A REPÚBLICA DO BUTANTÃ NA HORA DA CRISE
Percival Puggina
24/01/2009
Nem sempre a opinião pública coincide com o interesse público. Um dos problemas essenciais da democracia consiste, precisamente, na necessidade, que muitas vezes ocorre, de agir em favor do interesse público adotando medidas que contrariam a opinião pública. “Sangue, suor e lágrimas” prometia Churchill... Isso se aplica, especialmente, àquelas ocasiões em que dificuldades estruturais ou conjunturais determinam impacto negativo na vida social. As coisas estão mal, os cidadãos estão desgostosos e a solução exigirá medidas impopulares. É a hora dos verdadeiros líderes.

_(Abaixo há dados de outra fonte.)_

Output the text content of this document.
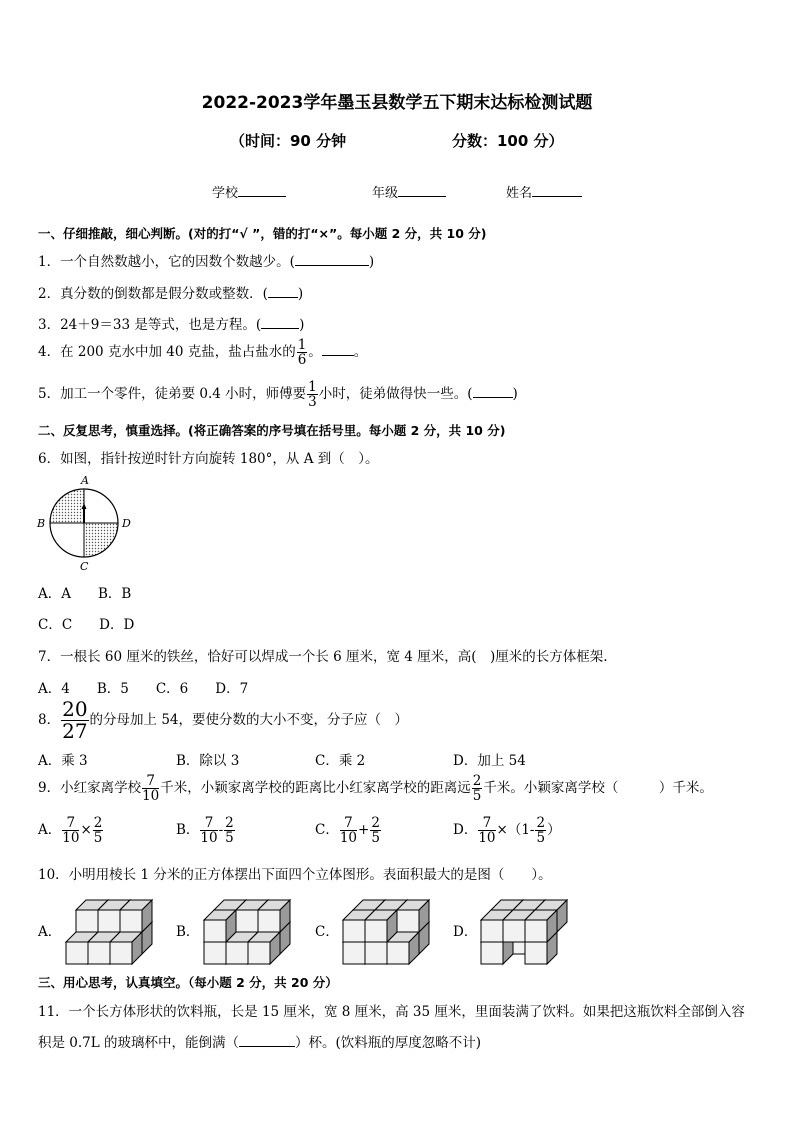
2022-2023学年墨玉县数学五下期末达标检测试题
（时间：90 分钟	分数：100 分）
学校	年级	姓名
一、仔细推敲，细心判断。(对的打“√ ”，错的打“×”。每小题 2 分，共 10 分)
1．一个自然数越小，它的因数个数越少。(	)
2．真分数的倒数都是假分数或整数．( )
3．24＋9＝33 是等式，也是方程。(	)
4．在 200 克水中加 40 克盐，盐占盐水的 $\frac{1}{6}$ 。 。
5．加工一个零件，徒弟要 0.4 小时，师傅要 $\frac{1}{3}$ 小时，徒弟做得快一些。(	)
二、反复思考，慎重选择。(将正确答案的序号填在括号里。每小题 2 分，共 10 分)
6．如图，指针按逆时针方向旋转 180°，从 A 到（　）。
A
B	D
C
A．A　　B．B
C．C　　D．D
7．一根长 60 厘米的铁丝，恰好可以焊成一个长 6 厘米，宽 4 厘米，高(　)厘米的长方体框架.
A．4　　B．5　　C．6　　D．7
8． $\frac{20}{27}$ 的分母加上 54，要使分数的大小不变，分子应（　）
A．乘 3	B．除以 3	C．乘 2	D．加上 54
9．小红家离学校 $\frac{7}{10}$ 千米，小颖家离学校的距离比小红家离学校的距离远 $\frac{2}{5}$ 千米。小颖家离学校（　　　）千米。
A． $\frac{7}{10} \times \frac{2}{5}$	B． $\frac{7}{10} - \frac{2}{5}$	C． $\frac{7}{10} + \frac{2}{5}$	D． $\frac{7}{10} \times(1- \frac{2}{5}$ ）
10．小明用棱长 1 分米的正方体摆出下面四个立体图形。表面积最大的是图（　　）。
A．	B．	C．	D．
三、用心思考，认真填空。（每小题 2 分，共 20 分）
11．一个长方体形状的饮料瓶，长是 15 厘米，宽 8 厘米，高 35 厘米，里面装满了饮料。如果把这瓶饮料全部倒入容
积是 0.7L 的玻璃杯中，能倒满（	）杯。(饮料瓶的厚度忽略不计)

O Plano Real fornece bom exemplo do que descrevo. Itamar Franco teve o grande mérito de convocar o grupo de economistas que concebeu o Plano. Na arrancada, ele garantiu a eleição de Fernando Henrique Cardoso, mas não foi uma catapulta para a estabilidade e o crescimento econômico. Não era uma escadinha confortável para sair do fundo do buraco. Foi necessário escalar até o topo, segurando-se com as unhas e ralando os pés no esforço da subida.
Foi nesse quadro que a oposição petista, após oito anos de combate encarniçado contra o Plano e seus ingredientes (superávit fiscal, aumento da carga tributária, abertura ao mercado internacional, privatizações, cumprimento dos compromissos com a dívida externa, estímulo ao agronegócio), atrapalhou quanto pode a escalada da economia nacional. Com um discurso moralista e avesso às reformas em curso, chegou ao poder. E chegou ao poder – é bom ter presente o cronograma dos fatos – dois anos antes de as medidas começarem a produzir resultados, o que obrigou o governo Lula a amargar péssimos desempenhos da economia nos anos 2003 e 2004. Aí, a partir de 2005, em plena marolinha do mensalão, mas mantida a linha de atuação iniciada com Itamar, as coisas começaram a melhorar. E acabou a oposição.
Entendem-se as dificuldades dos oposicionistas em combater um governo que na gestão da economia cumpre o quinto mandato de Itamar Franco e saboreou até bem poucos meses o período mais promissor da vida econômica e social do país e do planeta nas últimas quatro décadas. E se entende, também, pelos mesmos motivos, a aderência (é mais do que mera articulação) e a bajulação (é mais do que mera cordialidade) do grande empresariado brasileiro às estrelas vermelhas que lhe aparecem na janela. Estão ganhando dinheiro, and that is the name of the game. Valores, para certo tipo de capitalismo, só têm significado quando conversíveis
Pois há algum tempo venho reconhecendo em Lula uma enorme capacidade de encantar serpentes. Atraiu para si praticamente toda a população do ofidiário hospedado no Congresso. Se o leitor se der à paciência de assistir o Jornal Nacional verá o que ele fez com a Globo. Examine isso, uma vez ou outra. Vale à pena. E dê uma olhada nos parceiros do nosso presidente na América Latina e no Oriente Médio.
Até aqui, o encantador de serpentes vem se dando bem. Ganhou votos combatendo o que hoje sustenta e depois passou a ganhar votos sustentando o que antes combateu. Ganhou votos atacando certos adversários e depois passou a ganhar votos buscando para parceiros aqueles a quem atacava. O homem tem uma capacidade de se fazer rodear de cobras. Essa é a sua força e é, também, a sua fraqueza; sua habilidade e sua debilidade. Cobras são animais perigosos, como ele mesmo pode ver em 2005, quando a República foi bater às portas do Butantã. E absolutamente nada indica que tenha saído de lá.
Contudo, aqui e no resto do mundo, o momento é para estadistas e não para encantadores de serpentes.